I went away to college and I was in a major in biology and chemistry. I thought I would be a doctor. My grandmother always told me I was going to be a doctor anyway.
So—And I thought I would go to medical school. At the end, I did go to medical school. I went to New York University—I went as an undergraduate to Oberlin College then I came back to New York. And I went to medical school to get an M.D. degree. And my last year at Oberlin I had been doing some independent research, and they actually gave me a laboratory. And I worked with a young faculty member who was a tutor. And I did an honors project—what they call an honors project. It was a silly project. What we were working on was kind of irrelevant.
But I got interested in the idea of working in the laboratory. And I think what I liked about it was that there was no schedule and that I was pretty much free to decide what I wanted to do. And it was the first time that I had ever had—nobody instructing me. Just, you know, you allow yourself to go figure things out. I thought that was a lot of fun. And I didn’t finish the project as an undergraduate, but there was somebody at New York University who was recommended to me. He was the Chairman of Physiology—a guy named William Vander Klute. And I interviewed—when I checked into the medical school and I asked him if he would take me in his lab part-time.
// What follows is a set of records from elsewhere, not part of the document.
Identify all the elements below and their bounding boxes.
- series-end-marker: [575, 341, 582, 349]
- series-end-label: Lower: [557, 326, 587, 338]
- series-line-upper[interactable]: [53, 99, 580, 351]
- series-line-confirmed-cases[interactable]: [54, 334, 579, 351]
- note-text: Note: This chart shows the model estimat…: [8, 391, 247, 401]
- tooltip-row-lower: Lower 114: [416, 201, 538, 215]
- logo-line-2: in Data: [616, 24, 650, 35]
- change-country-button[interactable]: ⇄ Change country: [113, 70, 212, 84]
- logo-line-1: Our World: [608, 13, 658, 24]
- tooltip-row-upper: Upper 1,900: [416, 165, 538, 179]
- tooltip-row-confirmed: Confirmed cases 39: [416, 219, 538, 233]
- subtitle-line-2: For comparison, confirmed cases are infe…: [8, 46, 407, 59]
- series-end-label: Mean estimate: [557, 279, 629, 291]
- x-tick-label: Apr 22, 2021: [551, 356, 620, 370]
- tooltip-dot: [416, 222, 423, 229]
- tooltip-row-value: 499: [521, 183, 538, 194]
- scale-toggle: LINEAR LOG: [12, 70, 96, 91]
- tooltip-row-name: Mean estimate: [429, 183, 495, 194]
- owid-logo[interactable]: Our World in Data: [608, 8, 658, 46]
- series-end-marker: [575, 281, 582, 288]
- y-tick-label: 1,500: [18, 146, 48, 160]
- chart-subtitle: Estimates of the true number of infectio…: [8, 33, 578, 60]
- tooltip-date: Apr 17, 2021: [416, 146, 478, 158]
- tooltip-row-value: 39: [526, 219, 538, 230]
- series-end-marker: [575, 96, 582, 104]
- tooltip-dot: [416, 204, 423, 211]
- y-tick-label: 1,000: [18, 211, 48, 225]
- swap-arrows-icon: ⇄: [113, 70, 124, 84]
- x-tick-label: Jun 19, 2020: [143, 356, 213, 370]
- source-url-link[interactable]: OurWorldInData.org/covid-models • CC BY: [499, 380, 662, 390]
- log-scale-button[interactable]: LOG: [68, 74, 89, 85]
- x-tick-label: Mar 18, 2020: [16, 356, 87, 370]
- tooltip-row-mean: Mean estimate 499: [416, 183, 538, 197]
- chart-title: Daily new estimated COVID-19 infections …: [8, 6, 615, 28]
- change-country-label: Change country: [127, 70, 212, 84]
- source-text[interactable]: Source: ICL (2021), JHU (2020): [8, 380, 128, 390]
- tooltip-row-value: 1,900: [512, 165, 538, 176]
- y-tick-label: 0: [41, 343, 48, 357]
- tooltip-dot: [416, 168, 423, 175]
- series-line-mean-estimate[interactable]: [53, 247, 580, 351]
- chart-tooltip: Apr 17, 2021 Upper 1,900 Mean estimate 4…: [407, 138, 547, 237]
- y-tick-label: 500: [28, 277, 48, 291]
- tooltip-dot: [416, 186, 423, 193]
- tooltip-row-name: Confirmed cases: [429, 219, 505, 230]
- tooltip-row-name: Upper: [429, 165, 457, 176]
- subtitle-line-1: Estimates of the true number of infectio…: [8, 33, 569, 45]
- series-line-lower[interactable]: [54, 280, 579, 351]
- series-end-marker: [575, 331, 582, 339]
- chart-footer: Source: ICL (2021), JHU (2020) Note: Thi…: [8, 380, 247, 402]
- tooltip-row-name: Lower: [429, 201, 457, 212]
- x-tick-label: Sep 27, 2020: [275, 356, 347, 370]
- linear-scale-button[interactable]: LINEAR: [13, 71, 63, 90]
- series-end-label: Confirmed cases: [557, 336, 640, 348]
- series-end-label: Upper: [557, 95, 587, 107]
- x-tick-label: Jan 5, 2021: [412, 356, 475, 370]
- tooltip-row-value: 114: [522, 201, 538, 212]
And he said he’d be happy to have me and I could do whatever I wanted. So, actually I finished the project there.
They had an M.D. /Ph.D. program that had just started. I don’t remember exactly when it started, but maybe the program was only one or two years old. It was very experimental. There were very few federally funded programs to receive an M.D. and a Ph.D. degree. And it had appealed to me except I had none of the undergraduate prerequisites to get into the program. And one night when I was working in the lab, Lewis Thomas came. And he was the Chairman of Medicine at NYU at the time. He would be Dean of [the] medical school—they had various jobs there—[he was] head of Pathology for a while, he did lots of things. But he recruited a lot of people to the medical center. And he came by one day and he asked me what I was doing. And he said, “Why don’t you join the M.D. /Ph.D. program, someone has dropped out. So I did.
I had to take some undergraduate courses to sort of make up for my deficiencies. So in my second year of medical school I went to night school also. It was a very hard year. I went to the Courant Math Institute to take two years of math in the evenings and in the summer.
And then I got admitted to the program and by the time I finished in 1972, I actually was more interested in doing science than doing medicine. And I remember coming home here and sitting with my mother and father and going through this monologue saying I’m really conflicted about whether I want to do science or medicine, and I have to make up my mind because if I want to do medicine I have to do an internship next year. And I went through all the pros and cons of doing different things. And my stepfather just sat there, you know, listening, listening, listening. I went on for about a half an hour. Then when I was done, he turned to me and he said, “Just do what you want. And pour your mother a glass of wine!” It’s actually the best advice I ever had! So I decided to go into science.
Charles Sherr earned his joint M.D./Ph.D. degree from New York University in 1973. He is a Howard Hughes Medical Institute (HHMI) investigator based at the St. Jude Children’s Research Hospital in Memphis, TN. His work focuses on retroviral oncogenes, growth factors and their receptors, and cell cycle control. In 1991, Sherr's laboratory discovered the mammalian D-type G1 cyclins and went on to identify the cyclin-dependent kinases with which they associate, as well as a series of polypeptide inhibitors that negatively regulate their activities.
Sherr is a member of the National Academy of Sciences, has won numerous awards and is the author of more than 235 scientific articles. He joined the National Cancer Institute in 1973, becoming a member of the NIH staff in 1975 and head of the viral pathology section, Division of Cancer Cause and Prevention, in 1977. In 1983, he relocated to St. Jude. Sherr is also a member of the Board of Trustees of Cold Spring Harbor Laboratory.